Neil Simon's place in the American Theatre

Sometimes when writing about the productions I see, I get wrapped up in the “review” part to the detriment of the “blogging” part. And the blogging part is the part that it is more interesting to me. By this I mean, I keep thinking, “Oh I need to talk about the actors, and the set, and the direction” that I don’t always have time to just muse on the questions that I am left with about how and why a certain piece of theatre works and doesn’t work. So I’m going to do a more blog post as opposed to a strictly review post and talk about Neil Simon.

These thoughts come about having seen Theatre J’s production of Lost in Yonkers, which is getting positive reviews, amidst the news of the failure of the Broadway repertory productions of Brighton Beach Memoirs and Broadway Bound.

Many people are wondering about the failure of the Broadway production and how it happened. The Playgoer has a fascinating post about it. Neil Simon used to be a god of the Broadway stage. He is one of the most often produced American playwrights; I think you would be hard pressed to find a community theatre that didn’t produce a Simon play at least once every few years.

Community theatre. There we come to it. There is no denying that currently the place of Simon is squarely set in amateur theatre. But what does that mean? Does it mean the plays are bad? Lacking in sophistication? Or just wholesome and easier not to mess up? Maybe they are so well written that they play themselves making it possible for untrained actors to succeed in them.
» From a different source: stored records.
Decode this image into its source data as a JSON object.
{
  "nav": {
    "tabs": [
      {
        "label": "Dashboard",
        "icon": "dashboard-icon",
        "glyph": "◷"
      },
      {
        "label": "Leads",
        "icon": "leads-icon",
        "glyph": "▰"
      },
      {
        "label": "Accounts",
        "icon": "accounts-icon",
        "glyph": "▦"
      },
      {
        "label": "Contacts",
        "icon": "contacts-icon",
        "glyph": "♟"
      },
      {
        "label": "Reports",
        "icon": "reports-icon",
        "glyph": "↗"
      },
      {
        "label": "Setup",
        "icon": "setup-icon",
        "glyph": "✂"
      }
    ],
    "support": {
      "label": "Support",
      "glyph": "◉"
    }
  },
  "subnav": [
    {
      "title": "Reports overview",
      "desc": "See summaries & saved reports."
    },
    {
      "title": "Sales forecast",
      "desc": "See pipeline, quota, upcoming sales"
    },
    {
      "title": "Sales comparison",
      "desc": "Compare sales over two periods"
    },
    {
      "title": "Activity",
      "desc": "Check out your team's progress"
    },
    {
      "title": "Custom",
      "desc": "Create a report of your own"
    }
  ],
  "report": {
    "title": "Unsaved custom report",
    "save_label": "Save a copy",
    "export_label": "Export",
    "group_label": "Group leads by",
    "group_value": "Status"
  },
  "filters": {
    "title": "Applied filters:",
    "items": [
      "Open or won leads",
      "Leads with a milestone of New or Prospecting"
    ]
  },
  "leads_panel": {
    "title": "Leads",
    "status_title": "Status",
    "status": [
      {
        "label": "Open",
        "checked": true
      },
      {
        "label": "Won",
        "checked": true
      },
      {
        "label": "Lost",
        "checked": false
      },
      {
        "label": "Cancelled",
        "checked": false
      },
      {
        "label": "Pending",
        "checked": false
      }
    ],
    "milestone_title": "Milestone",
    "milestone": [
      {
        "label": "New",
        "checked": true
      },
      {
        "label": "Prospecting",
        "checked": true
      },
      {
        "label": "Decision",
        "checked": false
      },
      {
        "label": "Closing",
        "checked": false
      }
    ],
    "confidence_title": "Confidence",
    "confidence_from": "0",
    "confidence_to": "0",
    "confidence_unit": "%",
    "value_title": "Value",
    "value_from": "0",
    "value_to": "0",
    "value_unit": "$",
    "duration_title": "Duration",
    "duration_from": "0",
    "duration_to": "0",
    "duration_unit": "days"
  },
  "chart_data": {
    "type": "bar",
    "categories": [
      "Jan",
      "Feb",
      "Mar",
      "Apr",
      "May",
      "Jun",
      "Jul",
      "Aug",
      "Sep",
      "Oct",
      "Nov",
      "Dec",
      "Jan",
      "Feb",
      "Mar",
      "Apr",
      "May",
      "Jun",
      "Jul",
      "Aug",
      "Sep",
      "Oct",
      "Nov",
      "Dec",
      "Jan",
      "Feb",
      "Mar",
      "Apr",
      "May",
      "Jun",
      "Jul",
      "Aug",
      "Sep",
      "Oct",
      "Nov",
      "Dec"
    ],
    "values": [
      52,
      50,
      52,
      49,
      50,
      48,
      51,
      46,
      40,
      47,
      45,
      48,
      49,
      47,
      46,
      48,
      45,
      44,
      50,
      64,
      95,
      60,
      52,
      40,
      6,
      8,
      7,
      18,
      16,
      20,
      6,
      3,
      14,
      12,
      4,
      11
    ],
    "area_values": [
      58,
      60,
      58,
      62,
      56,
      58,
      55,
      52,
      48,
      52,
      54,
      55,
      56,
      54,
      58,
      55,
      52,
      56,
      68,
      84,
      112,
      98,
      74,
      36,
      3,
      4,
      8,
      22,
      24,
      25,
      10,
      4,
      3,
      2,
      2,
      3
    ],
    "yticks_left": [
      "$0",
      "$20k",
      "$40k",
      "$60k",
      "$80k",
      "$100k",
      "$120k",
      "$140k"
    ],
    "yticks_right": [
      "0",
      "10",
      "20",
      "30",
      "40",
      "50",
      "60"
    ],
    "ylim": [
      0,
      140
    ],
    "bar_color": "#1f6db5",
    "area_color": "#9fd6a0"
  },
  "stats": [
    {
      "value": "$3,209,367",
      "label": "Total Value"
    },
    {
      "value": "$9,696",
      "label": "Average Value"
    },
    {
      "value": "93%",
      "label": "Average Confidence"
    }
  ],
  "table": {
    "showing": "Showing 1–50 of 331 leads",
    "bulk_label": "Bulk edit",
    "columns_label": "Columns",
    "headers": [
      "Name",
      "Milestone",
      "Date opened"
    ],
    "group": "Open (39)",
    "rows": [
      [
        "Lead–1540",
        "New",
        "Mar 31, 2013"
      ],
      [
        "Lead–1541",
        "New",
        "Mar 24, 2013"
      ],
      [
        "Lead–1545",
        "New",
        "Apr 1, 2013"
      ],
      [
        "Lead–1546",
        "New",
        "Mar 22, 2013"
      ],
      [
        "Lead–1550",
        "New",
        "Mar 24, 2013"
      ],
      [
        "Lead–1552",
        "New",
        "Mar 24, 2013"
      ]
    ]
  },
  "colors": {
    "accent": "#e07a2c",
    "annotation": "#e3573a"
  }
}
I wonder how many people in the professional theatre have the ambivalent Simon feelings that I have. It is easy for my elitist, snobbish side to dismiss his plays as “standard community theatre fare.” But if pressed, I also have to admit that I have a certain affection for Simon plays in spite of? / because of? their status as standard community theatre fare.

I would bet that like me, many of you started in community theatre. That’s where I grew up, and so I cut my teeth on Neil Simon plays. One of my first speaking roles in an adult show was as Laurie in Brighton Beach Memoirs. For my high school drama club I played Olive in The Female Odd Couple, a character who is onstage for all but 5 pages of the script. That was the first time I had had a role that large. In fact, I don’t think I’ve had any other role that large.

I can remember, when I was younger, defended Simon against those who dismissed him as writing the same play over and over, and just being a joke a page writer. I think there is truth in both those statements, but I argued that besides writing jokes, Simon wrote people. I thought his jokes were always rooted in humanity. I objected to the film of Carol Burnett in Plaza Suite because I thought she played the jokes, and not the characters.

And yet. And yet. There was still hesitation on my part as I sat down to see Theatre J’s production of Lost in Yonkers, directed by Jerry Whiddon. Watching this fine production, I still couldn’t shake the feeling that I was watching a community theatre play, being performed by professional actors. The acting really was excellent, especially Holly Twyford’s Bella. Twyford created a remarkable character, carrying the evening, and rising above any sort of preciousness or caricaturization. But because it was Simon, there was this skirting of darkness; you always knew everything would turn out okay, so dramatic tension was lacking, there was no real danger; a lack that I think is inherent in the text.

Was Simon popular in a time when people craved that sort of warm reassurance that he provided? Do people who see theatre now no longer want that? Or at least, people who pay $50-100 for a ticket? Or is the failure of BBM and BB not a question of artistic value, but one of financial mismanagement?

Let’s just think for a moment about another play I saw recently. Angels in America, produced by Forum. A production that I can’t stop praising. What is the difference between the type of play that Angels in America is and the type of play that Brighton Beach Memoirs, or Lost in Yonkers is? Why will a community theatre produce the latter, but not the former (I mean, besides the full frontal male nudity)? Is the difference in the kinds of questions the plays leave us with? Does Angels in America ask harder questions of the audience than Lost in Yonkers? I think so. But are the more difficult questions more valuable?

Okay, in all honesty, I would probably answer YES. But that’s because that’s the kind of theatre-goer I am. Theatre as education, Art with a capital A, and all that. (I warned you that I could be pretentious). But I know that that is not why all people go to the theatre and that theatre as entertainment is a viable medium as well.

So the failure of Brighton Beach Memoirs on Broadway has us asking, where is Neil Simon’s place in the American theatre? I say he has one, all genres of plays do, but where is it? If a Neil Simon revival cannot succeed on Broadway, does that mean his plays have not reached the status of classic? Are they bound to a certain place and time? Is Neil Simon’s place non-professional theatre? If that were true, is that a judgment on the quality of his plays, or merely the genre of his plays?

By the way, Lost in Yonkers runs through November 29. I give it 3 stars.